Mexican Congresswoman Calls for NATO To Be Disbanded
Mexican Congresswoman Yeidckol Polevnsky Gurwitz, an outspoken leader in President López Obrador’s Morena party, concluded her Aug. 3 speech supporting the government’s nominee for Ambassador to Russia, with a short, but fervent call for a campaign for NATO to be disbanded:
“All those here who talk about peace, and so many things, why haven’t they spoken out against NATO? Because NATO should have ceased to exist when the Warsaw Pact dissolved! NATO is nothing but a pretext to intervene and create conflicts everywhere, to continue selling arms and to be abusive. And our government is not going to go there. We—and I invite you—let’s carry out a campaign to say ‘No more NATO!’ and then we will not have any more conflicts.”
German Farmers in Huge Tractorcade Rally at Ag Ministry to Defend Food
On Aug. 15 a huge convoy of farmers with some 400 tractors rolled into Bonn and surrounded the Federal Ministry of Agriculture which is still in that city. The farmers were protesting the EU’s so-called “climate” policy, which is dictating measures that aim to eliminate farms and cut food production. German farmers and ranchers were demonstrating in solidarity with the Dutch farmers who were protesting shutdown policies of the Amsterdam government. A rally of thousands of farmers and supporters took place outside the Bonn ministry.
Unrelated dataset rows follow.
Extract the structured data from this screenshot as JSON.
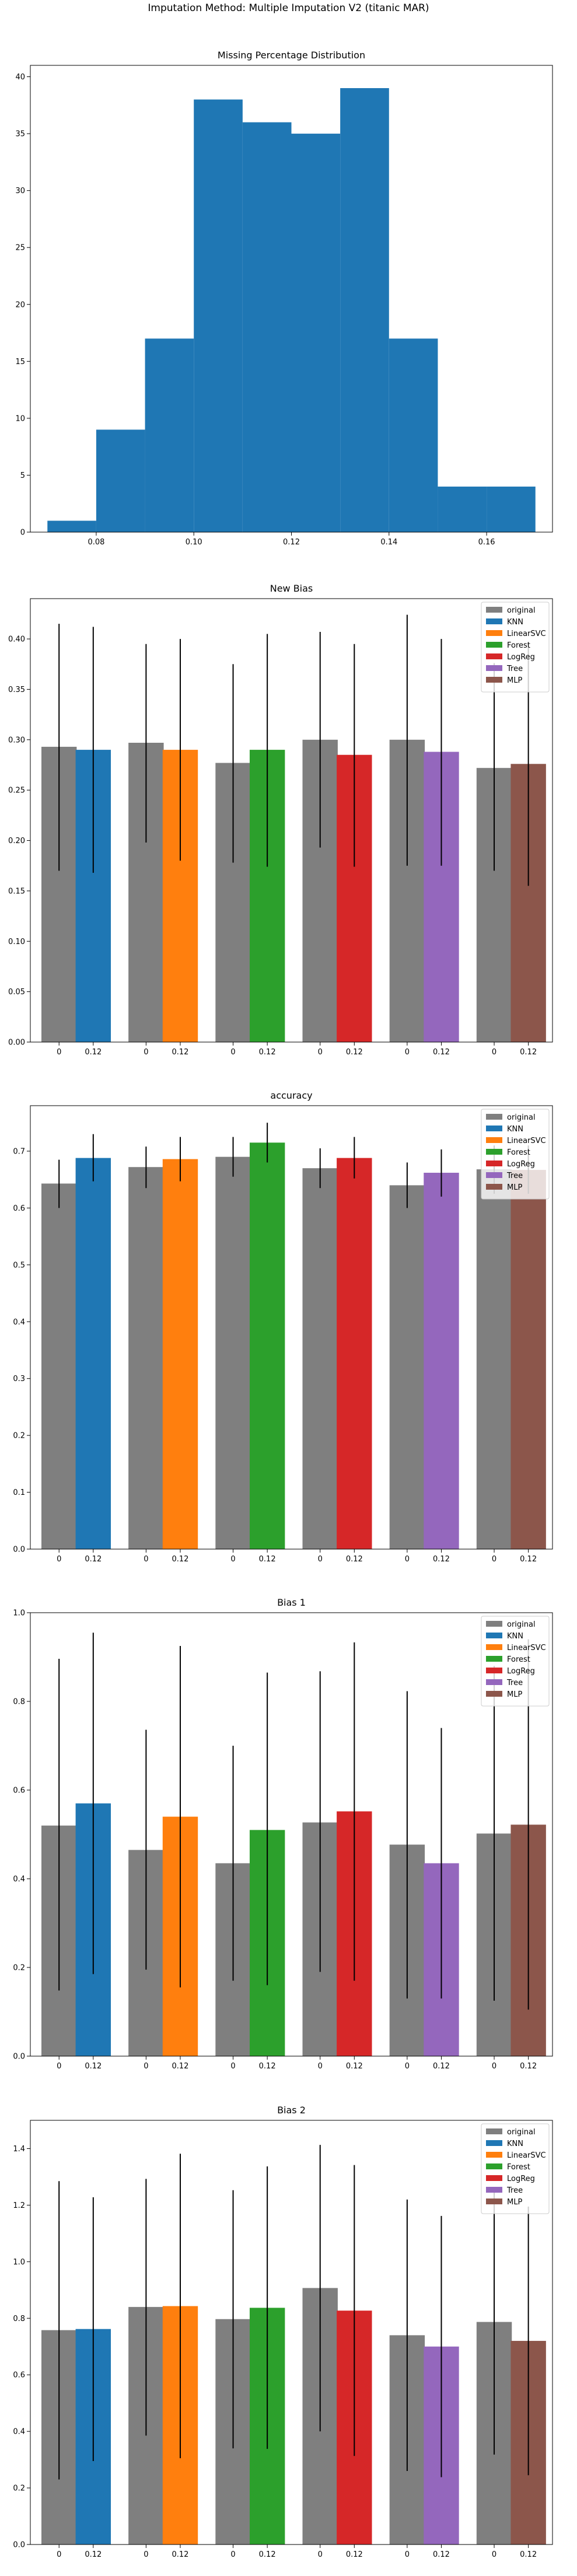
{
  "suptitle": "Imputation Method: Multiple Imputation V2 (titanic MAR)",
  "colors": {
    "original": "#7f7f7f",
    "KNN": "#1f77b4",
    "LinearSVC": "#ff7f0e",
    "Forest": "#2ca02c",
    "LogReg": "#d62728",
    "Tree": "#9467bd",
    "MLP": "#8c564b",
    "hist": "#1f77b4"
  },
  "chart_data": [
    {
      "type": "bar",
      "title": "Missing Percentage Distribution",
      "xlabel": "",
      "ylabel": "",
      "bin_edges": [
        0.07,
        0.08,
        0.09,
        0.1,
        0.11,
        0.12,
        0.13,
        0.14,
        0.15,
        0.16,
        0.17
      ],
      "values": [
        1,
        9,
        17,
        38,
        36,
        35,
        39,
        17,
        4,
        4
      ],
      "xlim": [
        0.0665,
        0.1735
      ],
      "ylim": [
        0,
        41
      ],
      "xticks": [
        "0.08",
        "0.10",
        "0.12",
        "0.14",
        "0.16"
      ],
      "yticks": [
        "0",
        "5",
        "10",
        "15",
        "20",
        "25",
        "30",
        "35",
        "40"
      ],
      "grid": false
    },
    {
      "type": "bar",
      "title": "New Bias",
      "xlabel": "",
      "ylabel": "",
      "ylim": [
        0,
        0.44
      ],
      "yticks": [
        "0.00",
        "0.05",
        "0.10",
        "0.15",
        "0.20",
        "0.25",
        "0.30",
        "0.35",
        "0.40"
      ],
      "tick_labels": [
        "0",
        "0.12"
      ],
      "legend": [
        "original",
        "KNN",
        "LinearSVC",
        "Forest",
        "LogReg",
        "Tree",
        "MLP"
      ],
      "legend_position": "top-right",
      "groups": [
        {
          "method": "KNN",
          "original": 0.293,
          "original_err": [
            0.17,
            0.415
          ],
          "imputed": 0.29,
          "imputed_err": [
            0.168,
            0.412
          ]
        },
        {
          "method": "LinearSVC",
          "original": 0.297,
          "original_err": [
            0.198,
            0.395
          ],
          "imputed": 0.29,
          "imputed_err": [
            0.18,
            0.4
          ]
        },
        {
          "method": "Forest",
          "original": 0.277,
          "original_err": [
            0.178,
            0.375
          ],
          "imputed": 0.29,
          "imputed_err": [
            0.174,
            0.405
          ]
        },
        {
          "method": "LogReg",
          "original": 0.3,
          "original_err": [
            0.193,
            0.407
          ],
          "imputed": 0.285,
          "imputed_err": [
            0.174,
            0.395
          ]
        },
        {
          "method": "Tree",
          "original": 0.3,
          "original_err": [
            0.175,
            0.424
          ],
          "imputed": 0.288,
          "imputed_err": [
            0.175,
            0.4
          ]
        },
        {
          "method": "MLP",
          "original": 0.272,
          "original_err": [
            0.17,
            0.376
          ],
          "imputed": 0.276,
          "imputed_err": [
            0.155,
            0.397
          ]
        }
      ]
    },
    {
      "type": "bar",
      "title": "accuracy",
      "xlabel": "",
      "ylabel": "",
      "ylim": [
        0,
        0.78
      ],
      "yticks": [
        "0.0",
        "0.1",
        "0.2",
        "0.3",
        "0.4",
        "0.5",
        "0.6",
        "0.7"
      ],
      "tick_labels": [
        "0",
        "0.12"
      ],
      "legend": [
        "original",
        "KNN",
        "LinearSVC",
        "Forest",
        "LogReg",
        "Tree",
        "MLP"
      ],
      "legend_position": "top-right",
      "groups": [
        {
          "method": "KNN",
          "original": 0.643,
          "original_err": [
            0.6,
            0.685
          ],
          "imputed": 0.688,
          "imputed_err": [
            0.647,
            0.73
          ]
        },
        {
          "method": "LinearSVC",
          "original": 0.672,
          "original_err": [
            0.635,
            0.708
          ],
          "imputed": 0.686,
          "imputed_err": [
            0.647,
            0.725
          ]
        },
        {
          "method": "Forest",
          "original": 0.69,
          "original_err": [
            0.655,
            0.725
          ],
          "imputed": 0.715,
          "imputed_err": [
            0.68,
            0.75
          ]
        },
        {
          "method": "LogReg",
          "original": 0.67,
          "original_err": [
            0.635,
            0.705
          ],
          "imputed": 0.688,
          "imputed_err": [
            0.652,
            0.725
          ]
        },
        {
          "method": "Tree",
          "original": 0.64,
          "original_err": [
            0.6,
            0.68
          ],
          "imputed": 0.662,
          "imputed_err": [
            0.62,
            0.703
          ]
        },
        {
          "method": "MLP",
          "original": 0.668,
          "original_err": [
            0.625,
            0.71
          ],
          "imputed": 0.667,
          "imputed_err": [
            0.625,
            0.71
          ]
        }
      ]
    },
    {
      "type": "bar",
      "title": "Bias 1",
      "xlabel": "",
      "ylabel": "",
      "ylim": [
        0,
        1.0
      ],
      "yticks": [
        "0.0",
        "0.2",
        "0.4",
        "0.6",
        "0.8",
        "1.0"
      ],
      "tick_labels": [
        "0",
        "0.12"
      ],
      "legend": [
        "original",
        "KNN",
        "LinearSVC",
        "Forest",
        "LogReg",
        "Tree",
        "MLP"
      ],
      "legend_position": "top-right",
      "groups": [
        {
          "method": "KNN",
          "original": 0.52,
          "original_err": [
            0.148,
            0.896
          ],
          "imputed": 0.57,
          "imputed_err": [
            0.185,
            0.955
          ]
        },
        {
          "method": "LinearSVC",
          "original": 0.465,
          "original_err": [
            0.195,
            0.736
          ],
          "imputed": 0.54,
          "imputed_err": [
            0.155,
            0.925
          ]
        },
        {
          "method": "Forest",
          "original": 0.435,
          "original_err": [
            0.17,
            0.7
          ],
          "imputed": 0.51,
          "imputed_err": [
            0.16,
            0.865
          ]
        },
        {
          "method": "LogReg",
          "original": 0.527,
          "original_err": [
            0.19,
            0.868
          ],
          "imputed": 0.552,
          "imputed_err": [
            0.17,
            0.933
          ]
        },
        {
          "method": "Tree",
          "original": 0.477,
          "original_err": [
            0.13,
            0.823
          ],
          "imputed": 0.435,
          "imputed_err": [
            0.13,
            0.74
          ]
        },
        {
          "method": "MLP",
          "original": 0.502,
          "original_err": [
            0.125,
            0.88
          ],
          "imputed": 0.522,
          "imputed_err": [
            0.105,
            0.94
          ]
        }
      ]
    },
    {
      "type": "bar",
      "title": "Bias 2",
      "xlabel": "",
      "ylabel": "",
      "ylim": [
        0,
        1.5
      ],
      "yticks": [
        "0.0",
        "0.2",
        "0.4",
        "0.6",
        "0.8",
        "1.0",
        "1.2",
        "1.4"
      ],
      "tick_labels": [
        "0",
        "0.12"
      ],
      "legend": [
        "original",
        "KNN",
        "LinearSVC",
        "Forest",
        "LogReg",
        "Tree",
        "MLP"
      ],
      "legend_position": "top-right",
      "groups": [
        {
          "method": "KNN",
          "original": 0.758,
          "original_err": [
            0.23,
            1.285
          ],
          "imputed": 0.762,
          "imputed_err": [
            0.295,
            1.228
          ]
        },
        {
          "method": "LinearSVC",
          "original": 0.84,
          "original_err": [
            0.385,
            1.293
          ],
          "imputed": 0.843,
          "imputed_err": [
            0.305,
            1.382
          ]
        },
        {
          "method": "Forest",
          "original": 0.797,
          "original_err": [
            0.34,
            1.253
          ],
          "imputed": 0.837,
          "imputed_err": [
            0.338,
            1.337
          ]
        },
        {
          "method": "LogReg",
          "original": 0.907,
          "original_err": [
            0.4,
            1.413
          ],
          "imputed": 0.827,
          "imputed_err": [
            0.313,
            1.342
          ]
        },
        {
          "method": "Tree",
          "original": 0.74,
          "original_err": [
            0.26,
            1.22
          ],
          "imputed": 0.7,
          "imputed_err": [
            0.238,
            1.162
          ]
        },
        {
          "method": "MLP",
          "original": 0.787,
          "original_err": [
            0.318,
            1.256
          ],
          "imputed": 0.72,
          "imputed_err": [
            0.245,
            1.195
          ]
        }
      ]
    }
  ]
}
Among the many signs, one said simply, “We Are Here Again,” referring to the massive protests in February 2020. Another, “No Farmers, No Food, No Future.” Also, “Green Ideology Has Brought Farmers to Their Knees.” The farmers’ focus is on the European Commission order to sharply reduce chemical pesticides by 2030, so that one tractor brandished a sign reading: “Ban on Plant Protection Will Endanger Food Safety.”
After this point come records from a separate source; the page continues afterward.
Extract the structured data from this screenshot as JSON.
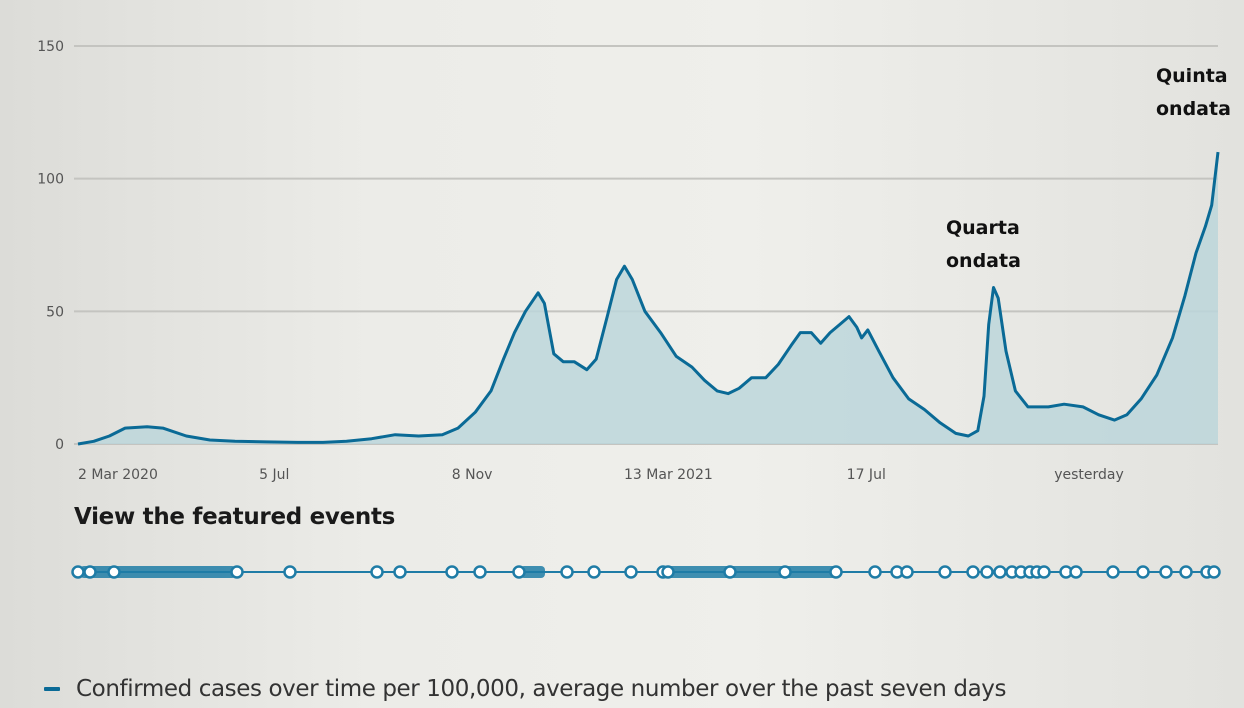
{
  "chart_data": {
    "type": "area",
    "title": "",
    "xlabel": "",
    "ylabel": "",
    "ylim": [
      0,
      150
    ],
    "yticks": [
      "0",
      "50",
      "100",
      "150"
    ],
    "grid": true,
    "x_tick_labels": [
      "2 Mar 2020",
      "5 Jul",
      "8 Nov",
      "13 Mar 2021",
      "17 Jul",
      "yesterday"
    ],
    "x_tick_dates": [
      "2020-03-02",
      "2020-07-05",
      "2020-11-08",
      "2021-03-13",
      "2021-07-17",
      "2021-12-28"
    ],
    "series": [
      {
        "name": "Confirmed cases over time per 100,000, average number over the past seven days",
        "color": "#0a6a96",
        "fill": "#bcd6da",
        "points": [
          [
            "2020-03-02",
            0
          ],
          [
            "2020-03-12",
            1
          ],
          [
            "2020-03-22",
            3
          ],
          [
            "2020-04-01",
            6
          ],
          [
            "2020-04-15",
            6.5
          ],
          [
            "2020-04-25",
            6
          ],
          [
            "2020-05-10",
            3
          ],
          [
            "2020-05-25",
            1.5
          ],
          [
            "2020-06-10",
            1
          ],
          [
            "2020-06-30",
            0.8
          ],
          [
            "2020-07-20",
            0.6
          ],
          [
            "2020-08-05",
            0.6
          ],
          [
            "2020-08-20",
            1
          ],
          [
            "2020-09-05",
            2
          ],
          [
            "2020-09-20",
            3.5
          ],
          [
            "2020-10-05",
            3
          ],
          [
            "2020-10-20",
            3.5
          ],
          [
            "2020-10-30",
            6
          ],
          [
            "2020-11-10",
            12
          ],
          [
            "2020-11-20",
            20
          ],
          [
            "2020-11-28",
            32
          ],
          [
            "2020-12-05",
            42
          ],
          [
            "2020-12-12",
            50
          ],
          [
            "2020-12-20",
            57
          ],
          [
            "2020-12-24",
            53
          ],
          [
            "2020-12-30",
            34
          ],
          [
            "2021-01-05",
            31
          ],
          [
            "2021-01-12",
            31
          ],
          [
            "2021-01-20",
            28
          ],
          [
            "2021-01-26",
            32
          ],
          [
            "2021-02-02",
            48
          ],
          [
            "2021-02-08",
            62
          ],
          [
            "2021-02-13",
            67
          ],
          [
            "2021-02-18",
            62
          ],
          [
            "2021-02-26",
            50
          ],
          [
            "2021-03-08",
            42
          ],
          [
            "2021-03-18",
            33
          ],
          [
            "2021-03-28",
            29
          ],
          [
            "2021-04-05",
            24
          ],
          [
            "2021-04-13",
            20
          ],
          [
            "2021-04-20",
            19
          ],
          [
            "2021-04-27",
            21
          ],
          [
            "2021-05-05",
            25
          ],
          [
            "2021-05-14",
            25
          ],
          [
            "2021-05-22",
            30
          ],
          [
            "2021-05-30",
            37
          ],
          [
            "2021-06-05",
            42
          ],
          [
            "2021-06-12",
            42
          ],
          [
            "2021-06-18",
            38
          ],
          [
            "2021-06-24",
            42
          ],
          [
            "2021-06-30",
            45
          ],
          [
            "2021-07-06",
            48
          ],
          [
            "2021-07-11",
            44
          ],
          [
            "2021-07-14",
            40
          ],
          [
            "2021-07-18",
            43
          ],
          [
            "2021-07-25",
            35
          ],
          [
            "2021-08-03",
            25
          ],
          [
            "2021-08-13",
            17
          ],
          [
            "2021-08-23",
            13
          ],
          [
            "2021-09-02",
            8
          ],
          [
            "2021-09-12",
            4
          ],
          [
            "2021-09-20",
            3
          ],
          [
            "2021-09-26",
            5
          ],
          [
            "2021-09-30",
            18
          ],
          [
            "2021-10-03",
            45
          ],
          [
            "2021-10-06",
            59
          ],
          [
            "2021-10-09",
            55
          ],
          [
            "2021-10-14",
            35
          ],
          [
            "2021-10-20",
            20
          ],
          [
            "2021-10-28",
            14
          ],
          [
            "2021-11-10",
            14
          ],
          [
            "2021-11-20",
            15
          ],
          [
            "2021-12-02",
            14
          ],
          [
            "2021-12-12",
            11
          ],
          [
            "2021-12-22",
            9
          ],
          [
            "2021-12-30",
            11
          ],
          [
            "2022-01-08",
            17
          ],
          [
            "2022-01-18",
            26
          ],
          [
            "2022-01-28",
            40
          ],
          [
            "2022-02-05",
            56
          ],
          [
            "2022-02-12",
            72
          ],
          [
            "2022-02-18",
            82
          ],
          [
            "2022-02-22",
            90
          ],
          [
            "2022-02-26",
            110
          ]
        ]
      }
    ],
    "annotations": [
      {
        "lines": [
          "Quarta",
          "ondata"
        ],
        "date": "2021-10-06",
        "value": 59
      },
      {
        "lines": [
          "Quinta",
          "ondata"
        ],
        "date": "2022-02-26",
        "value": 110
      }
    ],
    "legend_position": "bottom-left"
  },
  "events": {
    "title": "View the featured events",
    "markers_count": 38
  },
  "legend": {
    "text": "Confirmed cases over time per 100,000, average number over the past seven days"
  }
}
German farmers are planning a national rally to begin on Aug. 31 in Bonn, to be called a “365” [day] demonstration, not to stop until the green mandates are rolled back.
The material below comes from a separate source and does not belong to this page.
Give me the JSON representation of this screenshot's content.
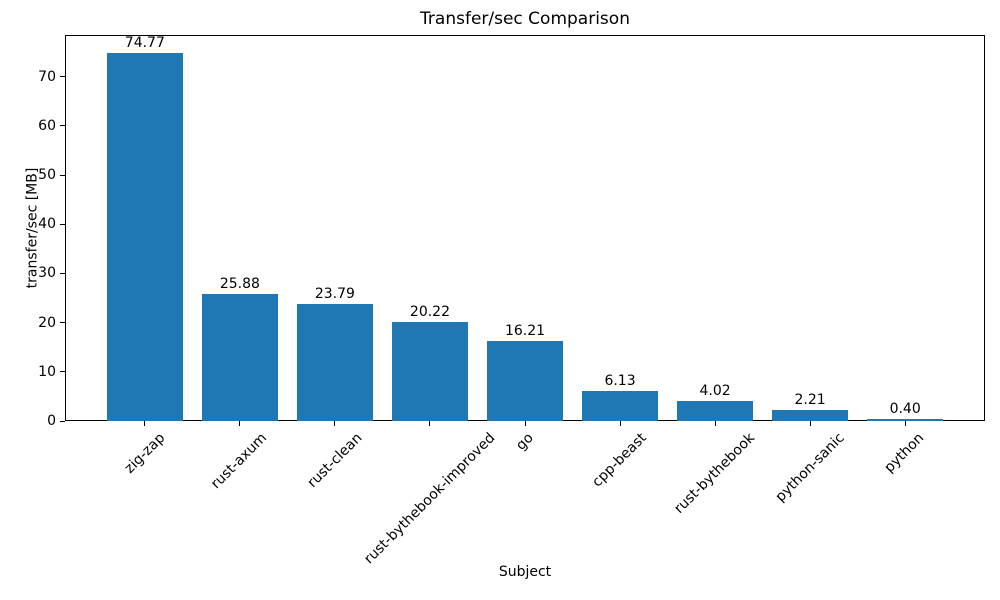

Swiss Minister: Ukraine Conflict Could Quickly Escalate to Nuclear War
Although Switzerland’s official position is to condemn Russia’s war against Ukraine in the strongest possible terms, Federal Councilor of Finance Ulrich “Ueli” Maurer spoke his own mind at a Swiss People’s Party event on Aug. 12 in the canton of Appenzell Ausserrhoden. Maurer first explained his view that the war in Ukraine was a “proxy war” between NATO and Russia. The struggle for power, he said, according to CH Media, was being fought on Ukraine’s back.
Whereas Defense Minister Viola Amherd and Chief of the Armed Forces Lt. Gen. Thomas Süssli had previously tried to assure Swiss citizens that a nuclear war was unlikely, Maurer, a former defense minister, warned of the danger that the war could spill over into other states. He hoped “that the situation in Ukraine does not escalate further,” but said he could not rule out “that in a few weeks there will be a nuclear war in Europe.”
EU’s Borrell Embraces Double Standards
The EU’s foreign policy chief, Josep Borrell, explained an old chapter in the “rules-based order” rule book in an interview with Spain’s El País on Aug. 11. He was confronted with the double standard in the great concern for the people of Ukraine, but no such concern for those of Palestine. Borrell admitted that conditions in Gaza were scandalous, and that Gazans were “trapped in an open-air prison”—but supporting Kiev against Moscow, he said, was a “moral imperative.”
Borrell tried to set Western politicians at ease about double standards. He explained: “We are often criticized for double standards. But international politics is to a large degree about applying double standards. We do not use the same criteria for all problems.” Borrell has clarified something about today’s confusing world.